These attributes are always set:

| Attribute               | Type    | Description                                                                             |
| ----------------------- | ------- | --------------------------------------------------------------------------------------- |
| `gen_ai.operation.name` | string  | The task that issued the call, or `completion` when no task is set.                     |
| `gen_ai.request.model`  | string  | The model requested.                                                                    |
| `gen_ai.response.model` | string  | The model that responded.                                                               |
| `gen_ai.provider.name`  | string  | The provider, for example `openai`.                                                     |
| `llm.cache.hit`         | boolean | Whether the response was served from the LLMRails cache.
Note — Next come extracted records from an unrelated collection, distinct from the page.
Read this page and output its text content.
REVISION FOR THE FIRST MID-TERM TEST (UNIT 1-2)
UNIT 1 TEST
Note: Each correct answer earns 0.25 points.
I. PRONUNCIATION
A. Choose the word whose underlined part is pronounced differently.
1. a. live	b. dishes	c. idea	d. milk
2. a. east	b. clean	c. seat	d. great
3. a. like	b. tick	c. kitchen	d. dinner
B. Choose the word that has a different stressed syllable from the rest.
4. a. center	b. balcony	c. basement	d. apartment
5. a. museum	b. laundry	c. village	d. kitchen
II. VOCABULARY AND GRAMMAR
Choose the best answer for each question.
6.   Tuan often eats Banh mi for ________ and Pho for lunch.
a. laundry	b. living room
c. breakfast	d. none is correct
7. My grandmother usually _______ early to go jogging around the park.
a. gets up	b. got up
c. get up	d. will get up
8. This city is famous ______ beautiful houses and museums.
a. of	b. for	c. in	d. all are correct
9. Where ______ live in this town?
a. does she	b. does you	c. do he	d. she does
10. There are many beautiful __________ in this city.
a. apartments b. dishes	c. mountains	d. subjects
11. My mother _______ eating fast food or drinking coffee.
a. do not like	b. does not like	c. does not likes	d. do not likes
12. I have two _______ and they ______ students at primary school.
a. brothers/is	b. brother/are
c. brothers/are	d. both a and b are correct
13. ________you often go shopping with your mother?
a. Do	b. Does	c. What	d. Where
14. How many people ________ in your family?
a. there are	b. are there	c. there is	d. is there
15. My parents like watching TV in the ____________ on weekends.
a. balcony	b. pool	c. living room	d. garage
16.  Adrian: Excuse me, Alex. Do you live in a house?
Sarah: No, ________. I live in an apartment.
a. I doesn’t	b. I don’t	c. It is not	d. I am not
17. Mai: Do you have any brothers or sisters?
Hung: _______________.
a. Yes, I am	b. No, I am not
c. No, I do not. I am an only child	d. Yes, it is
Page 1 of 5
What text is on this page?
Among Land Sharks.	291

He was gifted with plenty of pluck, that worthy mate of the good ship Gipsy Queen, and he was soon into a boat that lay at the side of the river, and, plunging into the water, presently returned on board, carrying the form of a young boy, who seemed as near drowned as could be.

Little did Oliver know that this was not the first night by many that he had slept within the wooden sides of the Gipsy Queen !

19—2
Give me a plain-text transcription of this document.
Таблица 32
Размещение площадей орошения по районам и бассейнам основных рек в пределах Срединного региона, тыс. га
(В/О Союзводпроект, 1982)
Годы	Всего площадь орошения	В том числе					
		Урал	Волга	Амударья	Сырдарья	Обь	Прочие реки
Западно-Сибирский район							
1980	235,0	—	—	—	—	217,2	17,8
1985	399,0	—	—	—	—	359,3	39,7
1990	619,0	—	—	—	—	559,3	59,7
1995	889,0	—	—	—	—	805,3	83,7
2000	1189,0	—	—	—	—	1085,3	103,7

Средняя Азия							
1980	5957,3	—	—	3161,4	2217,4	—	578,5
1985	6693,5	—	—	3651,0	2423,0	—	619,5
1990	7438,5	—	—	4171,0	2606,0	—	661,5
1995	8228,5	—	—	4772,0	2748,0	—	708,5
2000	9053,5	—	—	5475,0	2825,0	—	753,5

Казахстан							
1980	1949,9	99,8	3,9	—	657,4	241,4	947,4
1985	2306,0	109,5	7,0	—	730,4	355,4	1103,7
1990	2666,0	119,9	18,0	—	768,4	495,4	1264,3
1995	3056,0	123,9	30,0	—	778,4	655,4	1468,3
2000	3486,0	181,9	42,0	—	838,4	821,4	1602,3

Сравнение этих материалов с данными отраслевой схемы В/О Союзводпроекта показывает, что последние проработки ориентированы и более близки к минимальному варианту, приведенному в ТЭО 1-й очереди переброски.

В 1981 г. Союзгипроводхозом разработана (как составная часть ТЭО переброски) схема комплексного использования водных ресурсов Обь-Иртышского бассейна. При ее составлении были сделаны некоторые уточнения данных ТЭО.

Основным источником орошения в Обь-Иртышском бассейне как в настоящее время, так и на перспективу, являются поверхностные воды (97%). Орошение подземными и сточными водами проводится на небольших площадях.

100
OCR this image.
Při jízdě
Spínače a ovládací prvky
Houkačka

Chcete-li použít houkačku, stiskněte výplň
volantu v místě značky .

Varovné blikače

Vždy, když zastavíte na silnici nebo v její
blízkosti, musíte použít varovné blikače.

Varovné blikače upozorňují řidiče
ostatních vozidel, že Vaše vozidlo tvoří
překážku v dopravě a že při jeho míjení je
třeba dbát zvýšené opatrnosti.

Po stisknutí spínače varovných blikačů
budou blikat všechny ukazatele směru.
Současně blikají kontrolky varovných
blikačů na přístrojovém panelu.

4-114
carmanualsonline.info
Always set, including `false`. |

These are read from the response and request when available:

| Attribute                          | Type      | When set             | Description                         |
| ---------------------------------- | --------- | -------------------- | ----------------------------------- |
| `gen_ai.usage.input_tokens`        | int       | Returned by provider | Tokens in the prompt.               |
| `gen_ai.usage.output_tokens`       | int       | Returned by provider | Tokens in the completion.           |
| `gen_ai.usage.total_tokens`        | int       | Returned by provider | Total tokens for the call.          |
| `gen_ai.response.id`               | string    | Returned by provider | The provider's response identifier. |
| `gen_ai.response.finish_reasons`   | string\[] | Returned by provider | Finish reasons for the response.    |
| `gen_ai.request.temperature`       | double    | Set on request       | Sampling temperature.               |
| `gen_ai.request.max_tokens`        | int       | Set on request       | Maximum tokens to generate.         |
| `gen_ai.request.top_p`             | double    | Set on request       | Nucleus sampling probability.       |
| `gen_ai.request.top_k`             | int       | Set on request       | Top-k sampling cutoff.              |
| `gen_ai.request.frequency_penalty` | double    | Set on request       | Frequency penalty.                  |
| `gen_ai.request.presence_penalty`  | double    | Set on request       | Presence penalty.                   |
| `gen_ai.request.stop_sequences`    | string\[] | Set on request       | Stop sequences.                     |

LLMRails does not set `gen_ai.usage.reasoning.output_tokens` or `gen_ai.request.stream`.
See [LLMRails and IORails Attribute Differences](#llmrails-and-iorails-attribute-differences) for the full comparison.

## IORails

This section describes every span the IORails engine emits.
IORails creates spans while a request executes and emits them directly to the OpenTelemetry API.
To enable tracing, set `tracing.enabled: true` and configure a `TracerProvider` in your application.
The LLM span carries the token-level GenAI attributes for token usage, response metadata, and request sampling parameters that follow the [OpenTelemetry GenAI semantic conventions](https://opentelemetry.io/docs/specs/semconv/gen-ai/gen-ai-spans/).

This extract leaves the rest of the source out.